2.    In the absence of formal radiologist reports, the notes made mention of possible renal vascular compromise on POD3, yet the patient did not return to theatre for another 30 hours, and when he did, it was late at night. 
3.    There were significant delays of four hours in readmission to ICU after the patient's second operation and of two hours in getting the patient back to theatre for the third operation. Either or both of these may have contributed to the unfortunate outcome.
4.    Instrumentation of the iliac vein ipsilateral to the transplanted kidney during CVC insertion was ill advised and may well have contributed to both the transplant vein thrombosis and/or the bleeding from the left psoas muscle.
5.    The terminal course of events on POD 5 (likely due to pulmonary embolism) was never going to be remediated in such an unwell comorbid patient who had had major surgery.

Clinical lessons
We are increasingly seeing highly comorbid, complex patients, and for them to survive major surgery all aspects of their hospital journey need to be in place and working efficiently.  

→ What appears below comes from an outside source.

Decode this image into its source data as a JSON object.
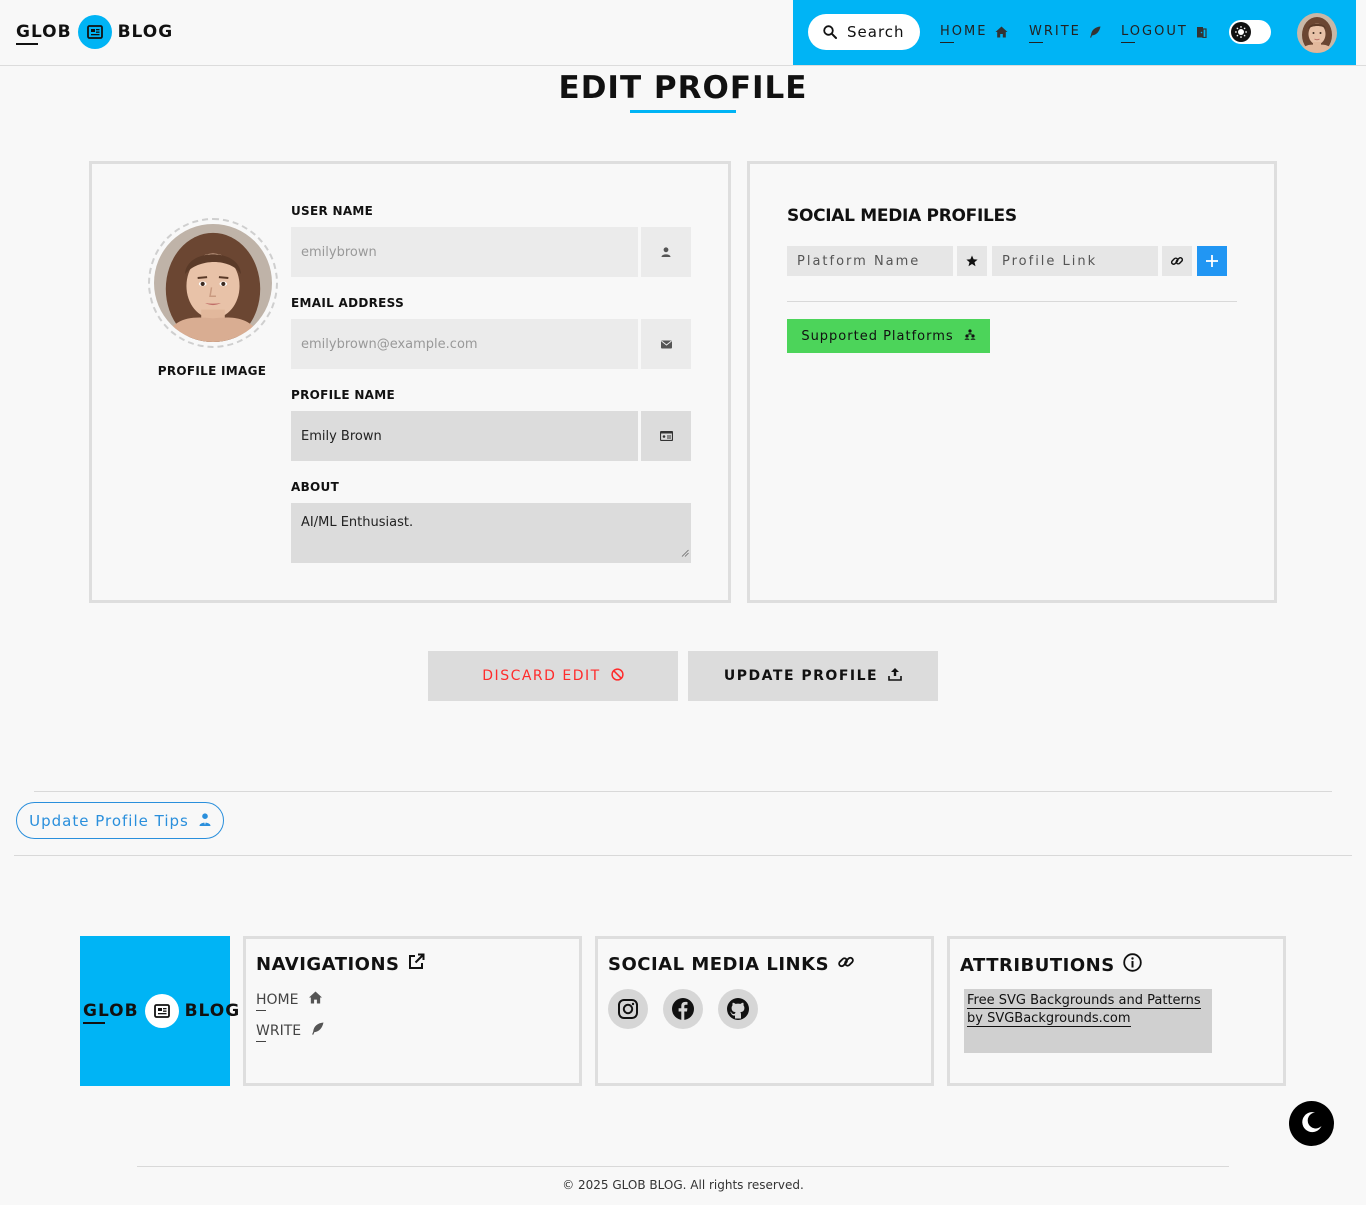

•    Prompt access to ICU beds is vital if patients with complex ailments/ disease are to survive increasingly complex surgery. This is especially relevant for patients undergoing major surgery after hours.

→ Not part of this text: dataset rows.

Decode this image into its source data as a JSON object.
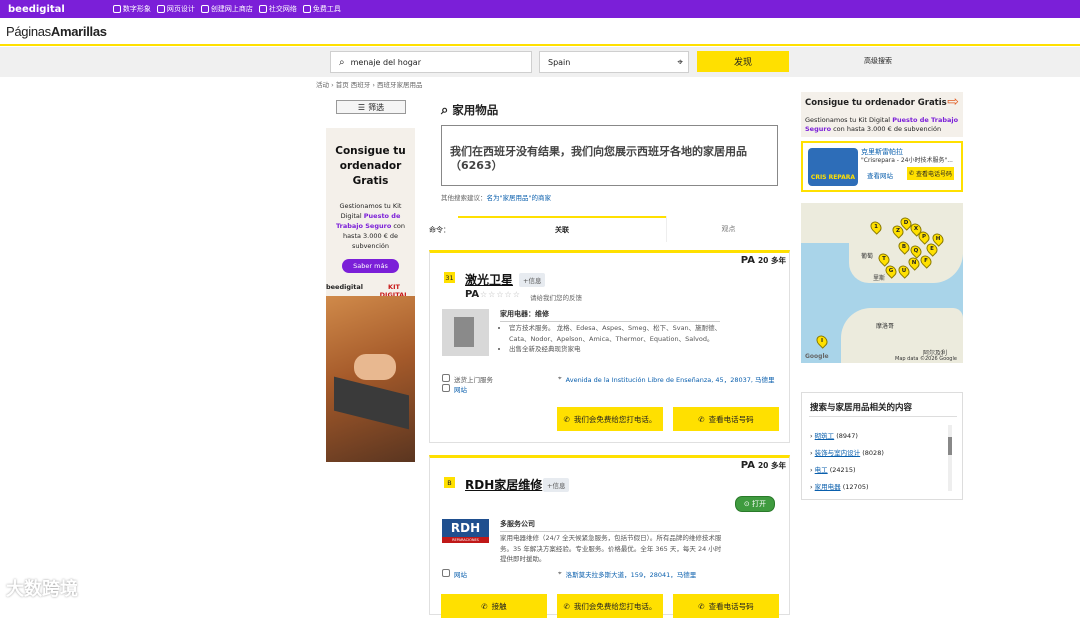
{
  "topbar": {
    "brand": "beedigital",
    "nav": [
      "数字形象",
      "网页设计",
      "创建网上商店",
      "社交网络",
      "免费工具"
    ]
  },
  "header": {
    "logo_light": "Páginas",
    "logo_bold": "Amarillas"
  },
  "search": {
    "what_value": "menaje del hogar",
    "where_value": "Spain",
    "button": "发现",
    "advanced": "高级搜索"
  },
  "breadcrumb": "活动 › 首页 西班牙 › 西班牙家居用品",
  "filter_label": "筛选",
  "left_ad": {
    "headline": "Consigue tu ordenador Gratis",
    "text_a": "Gestionamos tu Kit Digital ",
    "text_b": "Puesto de Trabajo Seguro",
    "text_c": " con hasta 3.000 € de subvención",
    "button": "Saber más",
    "logo1": "beedigital",
    "logo2": "KIT DIGITAL"
  },
  "main": {
    "title": "家用物品",
    "notice": "我们在西班牙没有结果，我们向您展示西班牙各地的家居用品（6263）",
    "other_prefix": "其他搜索建议：",
    "other_link": "名为\"家居用品\"的商家",
    "sort_label": "命令：",
    "sort_tabs": [
      "关联",
      "观点"
    ]
  },
  "listings": [
    {
      "num": "㉛",
      "name": "激光卫星",
      "info": "+信息",
      "years": "20 多年",
      "rating_text": "请给我们您的反馈",
      "category": "家用电器：维修",
      "bullets": [
        "官方技术服务。 龙格、Edesa、Aspes、Smeg、松下、Svan、施耐德、Cata、Nodor、Apelson、Amica、Thermor、Equation、Salvod。",
        "出售全新及经典现货家电"
      ],
      "service": "送货上门服务",
      "web": "网站",
      "address": "Avenida de la Institución Libre de Enseñanza, 45，28037, 马德里",
      "btn_call": "我们会免费给您打电话。",
      "btn_phone": "查看电话号码"
    },
    {
      "num": "B",
      "name": "RDH家居维修",
      "info": "+信息",
      "years": "20 多年",
      "open": "打开",
      "logo": "RDH",
      "logo_sub": "REPARACIONES",
      "category": "多服务公司",
      "desc": "家用电器维修（24/7 全天候紧急服务，包括节假日）。所有品牌的维修技术服务。35 年解决方案经验。专业服务。价格最优。全年 365 天，每天 24 小时提供即时援助。",
      "web": "网站",
      "address": "洛斯莫夫拉多斯大道，159，28041，马德里",
      "btn_contact": "接触",
      "btn_call": "我们会免费给您打电话。",
      "btn_phone": "查看电话号码"
    }
  ],
  "right_ad": {
    "headline": "Consigue tu ordenador Gratis",
    "text_a": "Gestionamos tu Kit Digital ",
    "text_b": "Puesto de Trabajo Seguro",
    "text_c": " con hasta 3.000 € de subvención"
  },
  "sponsor": {
    "logo_text": "CRIS REPARA",
    "name": "克里斯雷帕拉",
    "desc": "\"Crisrepara - 24小时技术服务\"...",
    "web": "查看网站",
    "phone": "查看电话号码"
  },
  "map": {
    "labels": [
      "葡萄",
      "里斯",
      "摩洛哥",
      "阿尔及利",
      "Google",
      "Map data ©2026 Google"
    ],
    "pins": [
      "1",
      "D",
      "Z",
      "X",
      "P",
      "H",
      "B",
      "Q",
      "G",
      "T",
      "U",
      "N",
      "F",
      "E",
      "I"
    ]
  },
  "related": {
    "title": "搜索与家居用品相关的内容",
    "items": [
      {
        "label": "砌筑工",
        "count": "(8947)"
      },
      {
        "label": "装饰与室内设计",
        "count": "(8028)"
      },
      {
        "label": "电工",
        "count": "(24215)"
      },
      {
        "label": "家用电器",
        "count": "(12705)"
      }
    ]
  },
  "watermark": "大数跨境"
}
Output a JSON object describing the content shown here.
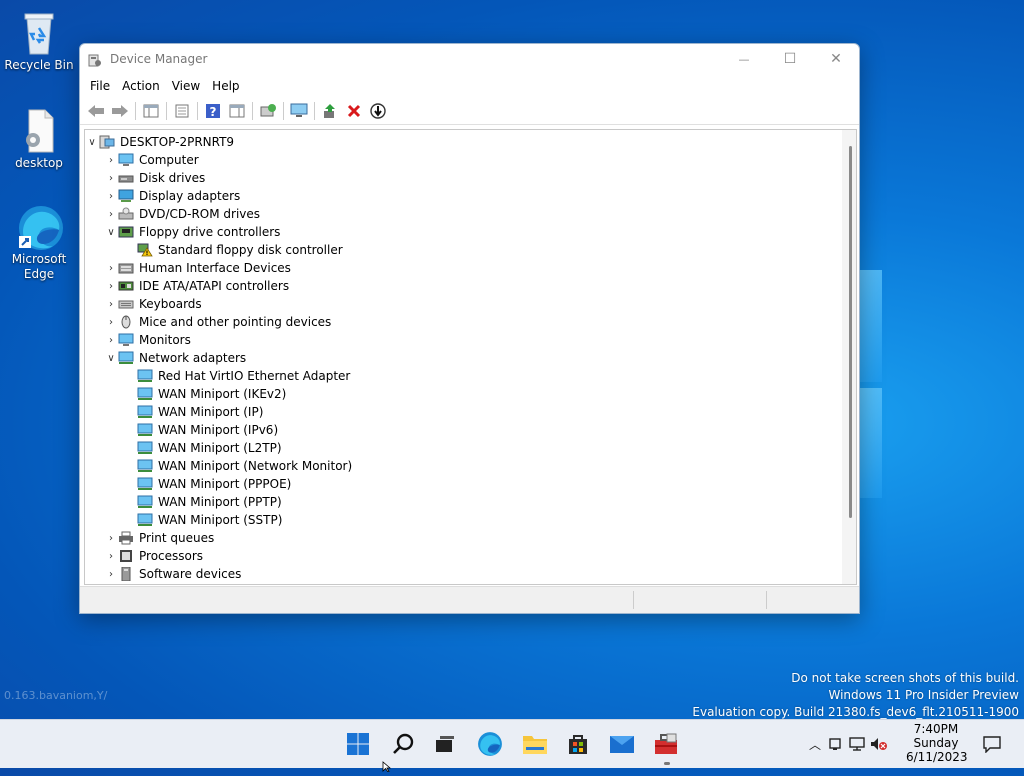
{
  "desktop": {
    "icons": [
      {
        "label": "Recycle Bin"
      },
      {
        "label": "desktop"
      },
      {
        "label": "Microsoft Edge"
      }
    ],
    "faint_text": "0.163.bavaniom,Y/"
  },
  "window": {
    "title": "Device Manager",
    "controls": {
      "minimize": "—",
      "maximize": "☐",
      "close": "✕"
    },
    "menu": [
      "File",
      "Action",
      "View",
      "Help"
    ],
    "tree": {
      "root": "DESKTOP-2PRNRT9",
      "items": [
        {
          "label": "Computer",
          "state": "collapsed",
          "icon": "computer-icon"
        },
        {
          "label": "Disk drives",
          "state": "collapsed",
          "icon": "disk-drive-icon"
        },
        {
          "label": "Display adapters",
          "state": "collapsed",
          "icon": "display-adapter-icon"
        },
        {
          "label": "DVD/CD-ROM drives",
          "state": "collapsed",
          "icon": "dvd-drive-icon"
        },
        {
          "label": "Floppy drive controllers",
          "state": "expanded",
          "icon": "floppy-controller-icon",
          "children": [
            {
              "label": "Standard floppy disk controller",
              "icon": "warning-device-icon"
            }
          ]
        },
        {
          "label": "Human Interface Devices",
          "state": "collapsed",
          "icon": "hid-icon"
        },
        {
          "label": "IDE ATA/ATAPI controllers",
          "state": "collapsed",
          "icon": "ide-controller-icon"
        },
        {
          "label": "Keyboards",
          "state": "collapsed",
          "icon": "keyboard-icon"
        },
        {
          "label": "Mice and other pointing devices",
          "state": "collapsed",
          "icon": "mouse-icon"
        },
        {
          "label": "Monitors",
          "state": "collapsed",
          "icon": "monitor-icon"
        },
        {
          "label": "Network adapters",
          "state": "expanded",
          "icon": "network-adapter-icon",
          "children": [
            {
              "label": "Red Hat VirtIO Ethernet Adapter",
              "icon": "network-adapter-icon"
            },
            {
              "label": "WAN Miniport (IKEv2)",
              "icon": "network-adapter-icon"
            },
            {
              "label": "WAN Miniport (IP)",
              "icon": "network-adapter-icon"
            },
            {
              "label": "WAN Miniport (IPv6)",
              "icon": "network-adapter-icon"
            },
            {
              "label": "WAN Miniport (L2TP)",
              "icon": "network-adapter-icon"
            },
            {
              "label": "WAN Miniport (Network Monitor)",
              "icon": "network-adapter-icon"
            },
            {
              "label": "WAN Miniport (PPPOE)",
              "icon": "network-adapter-icon"
            },
            {
              "label": "WAN Miniport (PPTP)",
              "icon": "network-adapter-icon"
            },
            {
              "label": "WAN Miniport (SSTP)",
              "icon": "network-adapter-icon"
            }
          ]
        },
        {
          "label": "Print queues",
          "state": "collapsed",
          "icon": "printer-icon"
        },
        {
          "label": "Processors",
          "state": "collapsed",
          "icon": "processor-icon"
        },
        {
          "label": "Software devices",
          "state": "collapsed",
          "icon": "software-device-icon"
        }
      ]
    }
  },
  "watermark": {
    "line1": "Do not take screen shots of this build.",
    "line2": "Windows 11 Pro Insider Preview",
    "line3": "Evaluation copy. Build 21380.fs_dev6_flt.210511-1900"
  },
  "taskbar": {
    "clock": {
      "time": "7:40PM",
      "day": "Sunday",
      "date": "6/11/2023"
    }
  },
  "colors": {
    "accent": "#0a78d8",
    "window_border": "#9db5cf",
    "taskbar": "#eaeef5"
  }
}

•    Patients whose perioperative course is not going to plan need senior multidisciplinary decision making and also need early decisions to prevent returns to theatre at times when theatre and staff availability may be compromised.
•    Central vascular access for monitoring should always be carefully considered and completed by properly trained personnel in appropriate environments—in this case in the theatre as part of the emergency surgery rather than ICU.